I was all dumbness, I was all ignorance, standing there like a brute beast in thy presence. Yet ever thou art at my side, ever holdest me by my right hand. Thine to guide me with thy counsel, thine to welcome me into glory at last. What else does heaven hold for me, but thyself? What charm for me has earth, here at thy side? What though flesh of mine, heart of mine, should waste away? Still God will be my heart’s stronghold, eternally my inheritance (Psalm 73: 22-26 Knox).**

     And there you have the paradox and the challenge of practicing the virtue of humility: God has given each of us talents and abilities to do many great things. We have no right to submerge them, since God has given them to us for a purpose. The danger is that when, as God’s mules, we are given a sack of precious jewels and treasures to carry behind the prince, we make the mistake of thinking that the treasure is ours and that we earned it somehow, when our job is nothing more than to deliver the cargo where directed. Think back to our Lord at the Pharisee’s dinner party, watching his fellow guests jockey for the best seats at table. Do we think that, because we’ve got a seat closer to the host, we’re going to get a better shrimp cocktail? Personally, I like to sit far away from the center of the action, because there’s always someone else just as unimportant as me who was supposed to sit there and didn’t show up, then I can eat their shrimp cocktail.
     The bottom line is that the humble soul is constantly on the watch for the Will of God, whereas the proud soul has eyes only for its own way, its own preferences, its own ambition, its own achievements and aims, thus closing the door to God’s Grace. It doesn’t realize it because everything it sees is through its own backward-looking gaze, always concerned for how it appears. Like Saint Paul says,

God chose the lowly and despised of the world, those who count for nothing, to reduce to nothing those who are something, so that no human being might boast before God … so that, as it is written, “Whoever boasts, should boast in the Lord” (I Cor. 1: 28-29, 31 NABRE).
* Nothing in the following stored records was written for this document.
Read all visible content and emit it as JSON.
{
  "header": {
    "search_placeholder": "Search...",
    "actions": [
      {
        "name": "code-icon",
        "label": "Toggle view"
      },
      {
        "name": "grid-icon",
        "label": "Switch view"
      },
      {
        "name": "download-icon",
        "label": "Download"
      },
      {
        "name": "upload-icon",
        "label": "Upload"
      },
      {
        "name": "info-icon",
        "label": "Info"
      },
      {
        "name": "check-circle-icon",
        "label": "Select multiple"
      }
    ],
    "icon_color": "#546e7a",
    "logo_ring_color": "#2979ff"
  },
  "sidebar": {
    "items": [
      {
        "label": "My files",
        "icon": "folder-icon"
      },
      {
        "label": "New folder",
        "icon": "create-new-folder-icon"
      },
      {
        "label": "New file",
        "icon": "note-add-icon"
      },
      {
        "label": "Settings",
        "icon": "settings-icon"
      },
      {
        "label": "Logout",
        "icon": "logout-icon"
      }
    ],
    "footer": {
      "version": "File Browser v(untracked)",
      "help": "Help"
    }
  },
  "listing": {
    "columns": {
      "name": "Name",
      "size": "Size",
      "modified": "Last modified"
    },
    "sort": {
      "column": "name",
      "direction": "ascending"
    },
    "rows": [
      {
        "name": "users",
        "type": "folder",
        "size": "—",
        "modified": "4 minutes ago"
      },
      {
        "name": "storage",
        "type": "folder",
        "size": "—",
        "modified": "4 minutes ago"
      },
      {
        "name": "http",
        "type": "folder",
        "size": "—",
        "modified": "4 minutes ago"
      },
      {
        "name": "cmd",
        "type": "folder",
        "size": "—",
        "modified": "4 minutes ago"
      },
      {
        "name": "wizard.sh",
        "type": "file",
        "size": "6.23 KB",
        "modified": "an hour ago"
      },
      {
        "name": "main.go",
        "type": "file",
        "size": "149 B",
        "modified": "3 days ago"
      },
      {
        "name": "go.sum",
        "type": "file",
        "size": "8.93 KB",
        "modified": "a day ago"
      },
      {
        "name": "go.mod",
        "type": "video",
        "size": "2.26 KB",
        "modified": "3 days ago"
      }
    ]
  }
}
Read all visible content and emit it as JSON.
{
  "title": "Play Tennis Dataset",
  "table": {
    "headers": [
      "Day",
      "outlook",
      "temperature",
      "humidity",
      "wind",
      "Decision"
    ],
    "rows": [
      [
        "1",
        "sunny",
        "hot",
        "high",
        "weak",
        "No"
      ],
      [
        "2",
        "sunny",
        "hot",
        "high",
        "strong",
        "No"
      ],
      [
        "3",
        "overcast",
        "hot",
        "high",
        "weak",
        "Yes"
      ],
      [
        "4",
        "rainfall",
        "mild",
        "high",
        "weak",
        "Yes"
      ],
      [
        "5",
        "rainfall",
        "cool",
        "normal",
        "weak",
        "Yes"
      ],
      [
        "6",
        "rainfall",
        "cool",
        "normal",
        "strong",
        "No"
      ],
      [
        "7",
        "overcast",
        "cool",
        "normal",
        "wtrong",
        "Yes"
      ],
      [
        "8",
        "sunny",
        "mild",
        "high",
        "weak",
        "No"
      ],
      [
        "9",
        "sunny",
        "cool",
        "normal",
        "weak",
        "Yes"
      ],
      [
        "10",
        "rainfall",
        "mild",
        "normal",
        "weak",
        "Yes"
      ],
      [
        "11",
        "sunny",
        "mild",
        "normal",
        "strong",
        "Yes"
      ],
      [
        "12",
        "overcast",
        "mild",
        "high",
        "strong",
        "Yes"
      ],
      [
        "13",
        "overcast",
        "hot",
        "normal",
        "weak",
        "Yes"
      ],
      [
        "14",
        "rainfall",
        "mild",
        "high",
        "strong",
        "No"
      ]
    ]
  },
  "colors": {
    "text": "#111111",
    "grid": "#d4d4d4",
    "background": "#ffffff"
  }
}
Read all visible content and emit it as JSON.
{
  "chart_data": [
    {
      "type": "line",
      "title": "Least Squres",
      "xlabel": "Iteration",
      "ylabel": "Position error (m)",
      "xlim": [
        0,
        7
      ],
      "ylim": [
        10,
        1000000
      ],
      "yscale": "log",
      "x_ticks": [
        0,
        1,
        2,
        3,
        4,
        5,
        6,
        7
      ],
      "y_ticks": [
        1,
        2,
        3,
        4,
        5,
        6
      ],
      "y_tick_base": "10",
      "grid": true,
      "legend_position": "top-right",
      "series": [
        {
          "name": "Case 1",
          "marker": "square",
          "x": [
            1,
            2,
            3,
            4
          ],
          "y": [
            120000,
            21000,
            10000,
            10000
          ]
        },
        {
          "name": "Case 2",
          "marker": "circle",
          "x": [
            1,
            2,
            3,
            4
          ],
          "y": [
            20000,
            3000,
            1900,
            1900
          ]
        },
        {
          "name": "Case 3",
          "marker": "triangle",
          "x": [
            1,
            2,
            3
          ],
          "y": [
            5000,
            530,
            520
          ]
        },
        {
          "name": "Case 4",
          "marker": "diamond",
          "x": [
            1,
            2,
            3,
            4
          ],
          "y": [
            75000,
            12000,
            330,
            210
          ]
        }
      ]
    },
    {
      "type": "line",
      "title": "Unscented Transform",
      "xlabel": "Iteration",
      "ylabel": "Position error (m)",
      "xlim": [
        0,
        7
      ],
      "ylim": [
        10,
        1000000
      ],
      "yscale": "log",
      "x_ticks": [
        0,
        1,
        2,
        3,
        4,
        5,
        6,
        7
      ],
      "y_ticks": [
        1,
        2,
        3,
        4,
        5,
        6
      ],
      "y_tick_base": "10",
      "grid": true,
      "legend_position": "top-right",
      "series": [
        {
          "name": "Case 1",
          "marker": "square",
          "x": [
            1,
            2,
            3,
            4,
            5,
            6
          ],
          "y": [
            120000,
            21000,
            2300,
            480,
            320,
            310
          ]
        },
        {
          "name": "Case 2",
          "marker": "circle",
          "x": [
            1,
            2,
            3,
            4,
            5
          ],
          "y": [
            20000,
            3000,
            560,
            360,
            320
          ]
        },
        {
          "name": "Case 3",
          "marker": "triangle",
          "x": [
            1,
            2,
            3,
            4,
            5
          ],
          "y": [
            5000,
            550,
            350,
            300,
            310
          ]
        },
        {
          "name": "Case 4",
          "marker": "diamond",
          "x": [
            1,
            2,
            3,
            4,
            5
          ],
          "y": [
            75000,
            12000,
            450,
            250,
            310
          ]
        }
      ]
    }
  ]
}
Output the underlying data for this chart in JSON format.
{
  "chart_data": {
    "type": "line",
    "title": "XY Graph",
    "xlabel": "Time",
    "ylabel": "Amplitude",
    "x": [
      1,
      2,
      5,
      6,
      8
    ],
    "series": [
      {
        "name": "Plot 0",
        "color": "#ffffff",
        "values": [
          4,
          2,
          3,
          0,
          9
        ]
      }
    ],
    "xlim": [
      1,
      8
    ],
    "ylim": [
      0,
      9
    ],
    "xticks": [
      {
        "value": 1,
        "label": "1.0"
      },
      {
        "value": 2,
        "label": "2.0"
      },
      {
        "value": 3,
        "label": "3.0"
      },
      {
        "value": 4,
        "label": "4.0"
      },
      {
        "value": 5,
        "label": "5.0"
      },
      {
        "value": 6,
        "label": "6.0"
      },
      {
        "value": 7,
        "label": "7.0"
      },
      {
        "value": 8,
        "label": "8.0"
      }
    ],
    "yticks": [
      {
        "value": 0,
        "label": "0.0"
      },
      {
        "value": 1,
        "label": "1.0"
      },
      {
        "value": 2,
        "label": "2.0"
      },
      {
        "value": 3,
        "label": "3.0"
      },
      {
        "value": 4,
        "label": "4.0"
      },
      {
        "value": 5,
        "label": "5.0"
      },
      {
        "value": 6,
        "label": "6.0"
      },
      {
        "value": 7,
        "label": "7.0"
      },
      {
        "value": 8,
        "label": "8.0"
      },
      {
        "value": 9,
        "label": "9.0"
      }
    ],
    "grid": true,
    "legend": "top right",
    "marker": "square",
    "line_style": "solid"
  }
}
* Moses the Ethiopian, also called the Abyssinian, led a riotous life before his conversion in the fourth century, retiring to a solitary life in the deserts of Egypt.
  Gebre Michael, a priest of the Ethiopian Church, often called the Englightener of Ethiopia, died for the faith in 1855.
  The typicon of the Ruthenian Church contains serveral "remembrances" of the passing of certain individuals who are not yet beatified nor canonized, and Sr. Laurentia is one of these. Born in Ukraine, she joined the Sisters of Saint Joseph in 1933, and was arrested for her faith by the NKVD in 1951. She was sent to Borislav in the modern Czech Republic, then exiled to Tomsk, Siberia, where she contracted tuberculosis, and was relocated to Kharsk, Siberia, on June 30th, 1952, where she died.
  Since these remembrances are provided with no chants or texts, it has always been unclear exactly how they should figure in the liturgy or office of the day. The typicon itself offers no instruction as to what to do with them, which begs the question why they are included on the calendar. It can't be for purposes of personal devotion since the typicon is not a devotional work, and offers no information about the individual mentioned other than the name. Because these remembrances appear on the calendar, I include the reference to them when indicated.

** In translations based on the Hebrew Psalter, this would be Psalm 72. Msgr. Knox’s translation is based on the Greek.